Why are IT stocks outperforming

The Infotech industry faces headwinds but it also has some factors running in its favour at the moment. One issue is that the dollar has lost a lot of ground over the past year. Indian information technology (IT) companies derive the bulk of their revenues from the US. The weaker the dollar, the less that income translates to, in rupee terms. Also, given that the rupee has gained significantly versus dollar, the Indian IT firms could lose their competitiveness to some degree.

That's one problem. The second problem is that there have been continuous fears about the loss of H1B visa quotas. That uncertainty has already forced Indian companies to hire more US citizens which means that wage bills have inflated.

The Trump Administration is also apparently determined to raise the barriers against immigration. There have been attempts to prevent spouses of H1B visa holders from working and also a proposal, since shot down by the courts, to deport people who have been in the queue for green cards for over a certain length of time, etc. This makes the Indian model of getting workers into the US less attractive since there could be restrictions on family, etc. 

The third problem of course, is that the India IT services industry is still struggling to adapt to the new era of Artificial Intelligence, Digital services and the cloud. Those are less labour-intensive technologies and Indian IT companies cannot simply leverage their advantage in terms of labour arbitrage. 

Balanced against this, there is the simple fact that global growth rates have improved. This means that there could be larger investments in IT across industries and regions. If the pie expands, it has to be good for Indian IT firms at some level. Apart from North America, business prospects for the It industry have improved in the Eurozone, even though many Indian firms headquartered in the UK might be compelled to shift bases due to Brexit. 

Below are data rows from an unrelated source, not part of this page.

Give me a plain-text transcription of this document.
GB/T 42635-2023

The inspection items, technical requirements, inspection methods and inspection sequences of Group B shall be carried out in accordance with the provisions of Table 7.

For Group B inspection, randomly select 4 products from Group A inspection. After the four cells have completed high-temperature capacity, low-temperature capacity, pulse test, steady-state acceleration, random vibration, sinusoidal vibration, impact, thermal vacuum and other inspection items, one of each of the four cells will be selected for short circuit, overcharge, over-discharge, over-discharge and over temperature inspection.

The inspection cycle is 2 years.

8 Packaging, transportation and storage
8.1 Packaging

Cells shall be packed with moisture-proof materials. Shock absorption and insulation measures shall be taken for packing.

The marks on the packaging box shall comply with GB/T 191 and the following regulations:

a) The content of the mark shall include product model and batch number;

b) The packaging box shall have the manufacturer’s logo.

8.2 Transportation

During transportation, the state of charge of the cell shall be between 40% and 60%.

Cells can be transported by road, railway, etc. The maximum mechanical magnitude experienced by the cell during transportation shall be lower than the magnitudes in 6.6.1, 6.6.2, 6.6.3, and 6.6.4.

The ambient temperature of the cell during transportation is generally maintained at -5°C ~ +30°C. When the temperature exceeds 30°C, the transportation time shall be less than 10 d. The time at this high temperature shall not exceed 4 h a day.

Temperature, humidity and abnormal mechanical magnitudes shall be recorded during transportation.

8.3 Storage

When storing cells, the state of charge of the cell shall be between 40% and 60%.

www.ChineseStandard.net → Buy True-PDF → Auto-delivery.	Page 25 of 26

The Q3 results from some of the top companies are all worth looking at, from this context. Infosys saw a massive jump in net profit due to the reversal of a tax provision. If that is adjusted for, net profits were flat, quarter-on-quarter. Guidance for the full-year was maintained, with single-digit revenue growth expected. TCS saw a year-on-year fall in net profits and about 1 per cent growth in revenues. India's #1 It services firm fell below consensus for something like 10 successive quarters. Both Infosys and TCS have stepped up the hiring of overseas employees, which is referred to as "localisation" in the industry jargon.  

Wipro saw stagnant revenues and profit growth for Q3, while HCL Tech did much better than the other IT majors with 14 per cent revenue growth year on year (y-o-y). HCL Tech has done several intellectual property partnerships with IBM, putting $780 million into five such partnerships. Revenue from those deals currently amount to about $200 million. It's unclear if this a great idea, but it is part of an intended 15-year partnership.

Growth still appears to be sluggish. Will there be a pick-up driven by stronger global growth? That's what most analysts are projecting but it's noteworthy that similar projections were made for 2017-18 and don't seem to have worked out yet. 

The industry index has certainly outperformed the broader market in the past month or so. The Nifty IT Index is up by about 13 per cent in the past 30 days while the Nifty is up by about 5 per cent. This could be a sign that investors are buying the guidance. Or it could simply be due to rotation of funds into a sector that has underperformed for a while.